I understand the impulse to oppose “the incivility and coarseness that characterize so much of American politics and culture” with a genteel domain of civility and politeness. But to demand it from others is to behave like the members of the great courts of absolute monarchs where such virtues originate. This is not to promote “incivility and coarseness on” a “college campus;” but what kind of thought imagines that all that is required to address our crisis is to turn the values of Donald Trump upside down.
Simply put: our preachers of epistemic “modesty” and “openness to considering contrary views” are not engaging the arguments and perspectives of Middlebury’s students. (See here for a student document responding to the faculty document. [HT Michael Kremer].) The faculty claim to disdain the intolerant hectoring of students and repay them in the same coin.

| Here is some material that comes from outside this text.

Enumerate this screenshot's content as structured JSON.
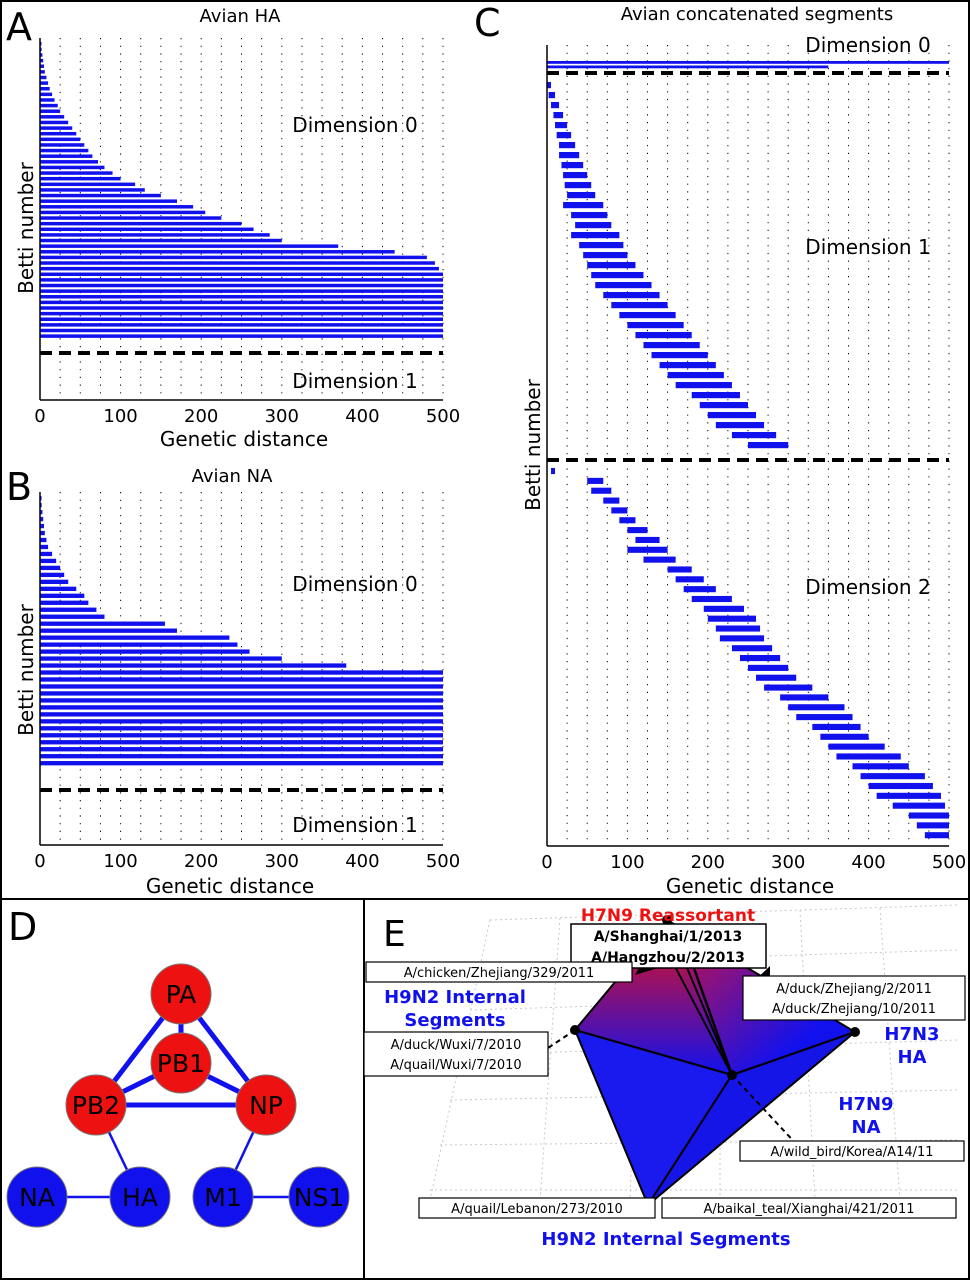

*Again, I condemn the violence directed at professor Allison Stanger. I warmly recommend anybody to read her chilling account of what she experienced. (I would have also condemned violence directed at others at this event!)
ES,
What I find worrying about the Middlebury case, and much less so about Milo-esque cases, is that there seems a marginalizing of the "scholar" part of scholar-activism.
I'm happy to be wrong about this, but I'm guessing that very few of the protesters had read "The Bell Curve", and fewer still, something like Glymour's reply (if memory serves, during my grad school years, Glymour gave a talk in our department on the book's failings - I was convinced).
I doubt many have looked at Murray's current book (I haven't either). Yet, the protesters seemed to be confident enough to stop others from hearing a discussion about it. Why bother after all, since the empirical claims in "The Bell Curve" are a priori false, and thus the (unseen) claims in this book are too - and hate speech as well!
Milo doesn't appear to have any meaningful claims to put forward. And even if he does, he's no apparent interest in holding them up for scrutiny. Murray on the other hand does seem so inclined. If "The Bell Curve" were written today, I'd like to think there would be Glymour-like critiques of it. A campus environment that considers such critiques superfluous doesn't strike me as especially scholarly.
None of this is to say that there is no place for campus protests.